Serait-ce rentable? Les Russes peuvent se le permettre en raison de la nature de plus en plus autoritaire du gouvernement Poutine. Le Canada pourrait-il faire de même? Je ne crois pas; comment pouvons-nous attirer des investisseurs s’il n’y a pas de bénéfices à réaliser? Cependant, vous fournissez l’infrastructure. Donc, si nous devions le faire, je soupçonne que nous verrions une augmentation beaucoup plus importante.

Cela dit, j’ai lu le rapport de mardi sur les changements climatiques. Beaucoup de gens disent qu’il y a encore plus de glace dans le passage du Nord-Ouest que dans la route maritime du Nord. Si vous extrapolez ce que dit le rapport de mardi, notamment ce que dit l’expert des glaces de l’Université du Manitoba à propos du mouvement des glaces, je pense que vous constaterez que le passage du Nord-Ouest sera libre de glace beaucoup plus tôt que ce que les gens croyaient. La plupart des gens parlaient de 2025 ou 2030. Si vous parlez du genre d’augmentations dont fait état ce rapport, ces glaces disparaîtront. Le succès du Crystal Serenity nous a permis d’apprendre que les canaux peuvent accueillir quelques-uns des plus grands navires. Quant au raisonnement voulant qu’il soit impossible pour un navire à grand tirant d’eau d’emprunter la route sud, le Crystal Serenity a prouvé le contraire.
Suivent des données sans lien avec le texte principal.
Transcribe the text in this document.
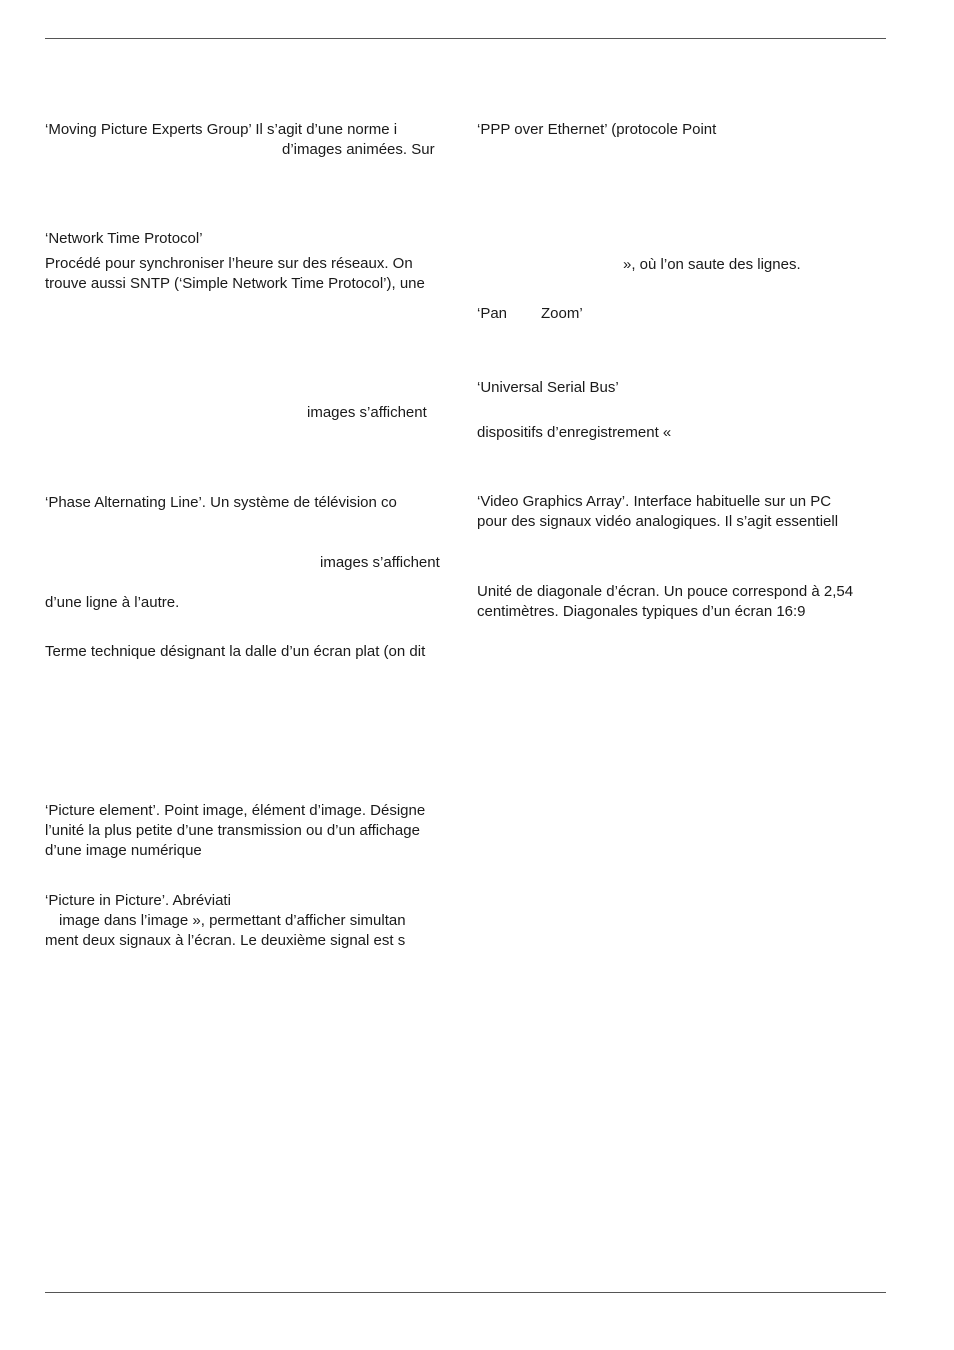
‘Moving Picture Experts Group’ Il s’agit d’une norme i
d’images animées. Sur
‘Network Time Protocol’
Procédé pour synchroniser l’heure sur des réseaux. On
trouve aussi SNTP (‘Simple Network Time Protocol’), une
images s’affichent
‘Phase Alternating Line’. Un système de télévision co
images s’affichent
d’une ligne à l’autre.
Terme technique désignant la dalle d’un écran plat (on dit
‘Picture element’. Point image, élément d’image. Désigne
l’unité la plus petite d’une transmission ou d’un affichage
d’une image numérique
‘Picture in Picture’. Abréviati
image dans l’image », permettant d’afficher simultan
ment deux signaux à l’écran. Le deuxième signal est s
‘PPP over Ethernet’ (protocole Point
», où l’on saute des lignes.
‘Pan Zoom’
‘Universal Serial Bus’
dispositifs d’enregistrement «
‘Video Graphics Array’. Interface habituelle sur un PC
pour des signaux vidéo analogiques. Il s’agit essentiell
Unité de diagonale d’écran. Un pouce correspond à 2,54
centimètres. Diagonales typiques d’un écran 16:9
Un autre point mérite d’être abordé. Le comité doit aussi savoir que les Russes ont commencé à prendre des mesures pour accroître considérablement leur contrôle sur la route maritime du Nord. En guise de représailles contre ce que nous considérons comme une opération pour affirmer la liberté de navigation des Français effectuée l’an dernier sur la route maritime du Nord, les Russes viennent tout juste d’accroître grandement leur contrôle, au-delà de tout ce que fait le Canada. Essentiellement, les Russes déclarent qu’ils ont une souveraineté absolue. Ils n’appellent pas cela une mer territoriale et ils ne parlent pas de souveraineté absolue, mais ils disent que si vous empruntez cette route en tant que navire à l’immunité souveraine, c’est-à-dire un navire de guerre ou un navire gouvernemental, vous devez les aviser.

Il s’agit de zones clairement identifiées comme étant en haute mer. C’est du jamais vu. C’est peut-être ce dont parlent les Américains lorsqu’ils parlent d’opération de liberté de navigation. Encore une fois, nous lisons dans le marc du café. Mais j’oserais dire que ce que les Russes ont fait dernièrement pour la route maritime du Nord, c’est accroître leur contrôle.

Que vient faire le Canada là-dedans? Si un membre de la communauté internationale n’est pas d’accord avec l’élargissement du contrôle des eaux maritimes du Nord par les Russes, à qui ira-t-il se plaindre? À la Russie, dont il craint de plus en plus l’intervention militaire directe? Ou va-t-il plutôt faire valoir sa position auprès d’un pays qu’il considère déjà comme un allié et un partenaire commercial, et qui est quelque peu délaissé par les Américains par les temps qui courent? Feriez-vous valoir votre point de vue auprès du Canada?

Je vais émettre une hypothèse paradoxale. Au fur et à mesure que les Russes exerceront un plus grand contrôle de la route maritime du Nord, les autres pays risquent de se tourner de plus en plus vers le Canada pour se plaindre. Ce n’est qu’une hypothèse de ma part, mais je pense que nous devons en être conscients.

Le président : C’était très intéressant, monsieur Huebert. Merci beaucoup d’avoir témoigné. Merci de nous avoir fourni ces documents et d’être venu nous rencontrer.